Investigators say Sedrick Johnson, Chrystal Jackson' live-in boyfriend, swaddled the child tightly.
Just before 1 a.m., police said Johnson claimed the child was chocking and throwing up.
After claiming he performed CPR multiple times, police said Johnson admitted to putting the child's body in a dumpster after the toddler became unresponsive.
In court Thursday, a DPD detective said Johnson told them he wanted to take the child to the hospital, but was "afraid of what people would say or do."
The detective also testified that based on Johnson's statement, Jackson's extremities weren't moving, but his chest was still moving just before being put in the dumpster.
The detective testified that Jackson was possibly still alive when he was put in the dumpster.
A CPS investigator testified that Chrystal Jackson admitted to lying about not living with Johnson and other children.
CPS officials said if they knew about Johnson's lengthy criminal history, Cedric would not have been placed in his aunt's custody.

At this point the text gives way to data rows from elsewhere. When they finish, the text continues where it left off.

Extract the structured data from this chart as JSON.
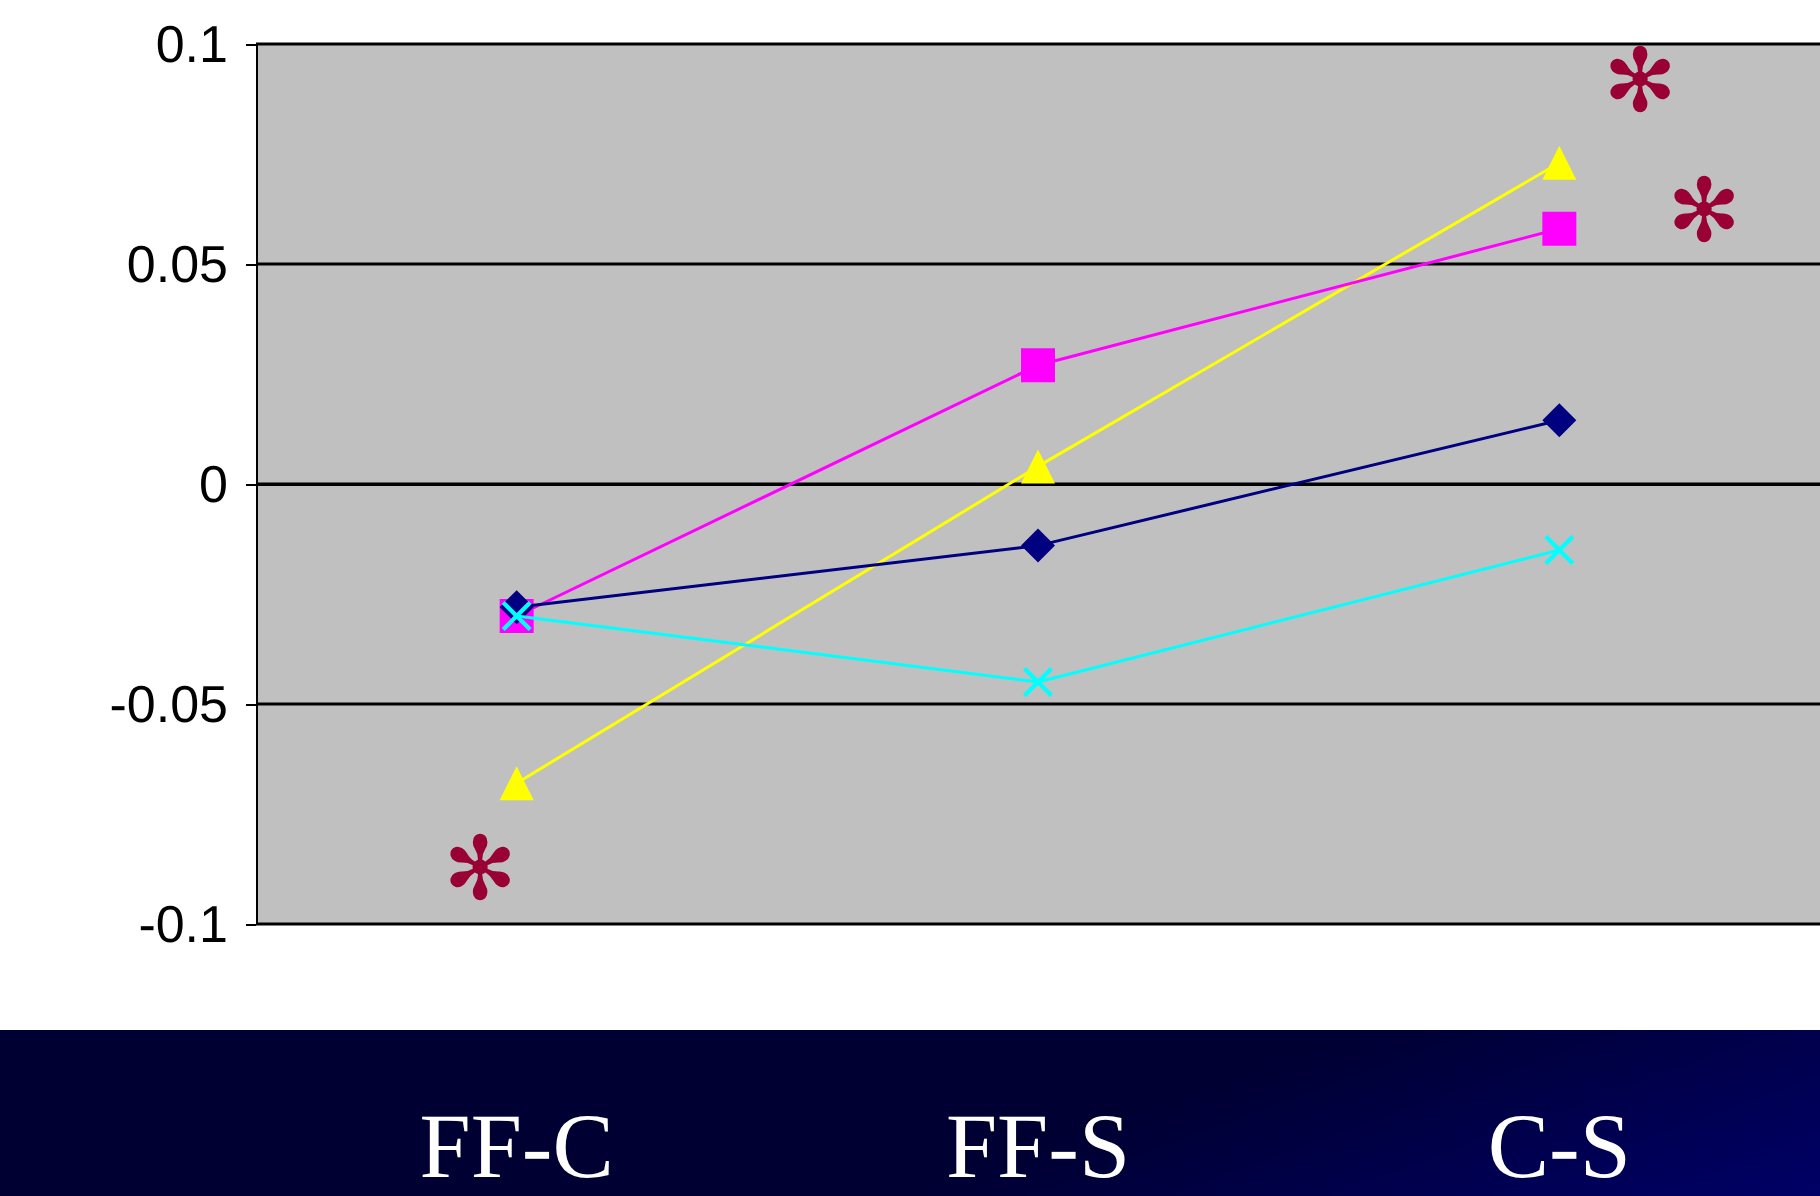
{
  "chart_data": {
    "type": "line",
    "categories": [
      "FF-C",
      "FF-S",
      "C-S"
    ],
    "series": [
      {
        "color": "#000080",
        "marker": "diamond",
        "values": [
          -0.028,
          -0.014,
          0.0145
        ]
      },
      {
        "color": "#ff00ff",
        "marker": "square",
        "values": [
          -0.03,
          0.027,
          0.058
        ]
      },
      {
        "color": "#ffff00",
        "marker": "triangle",
        "values": [
          -0.068,
          0.004,
          0.073
        ]
      },
      {
        "color": "#00ffff",
        "marker": "cross",
        "values": [
          -0.03,
          -0.045,
          -0.015
        ]
      }
    ],
    "ylim": [
      -0.1,
      0.1
    ],
    "yticks": [
      -0.1,
      -0.05,
      0,
      0.05,
      0.1
    ],
    "grid": "y",
    "line_style": "solid",
    "annotations": [
      "✻",
      "✻",
      "✻"
    ]
  }
}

After Jackson was reported missing, the remaining children in the home were taken into CPS custody.
In court, Sedrick Johnson's mother, Samantha Mitchell, asked to have custody of five of the six children.
Her son is the biological father to five of the children, ages 6-10.
Some of the lawyers and the judge felt Mitchell was not prepared to take on five children.
So the judge ruled that two of the six children be placed with another family member.
A plan will be made to help Mitchell be prepared to possibly take custody of the four other children.
Mitchell also agreed to possible restrictions, like not being able to visit or talk to her son as much in jail if she was granted custody of the children.
There's no word on when Johnson will appear again in court.
Police say some evidence is still being processed.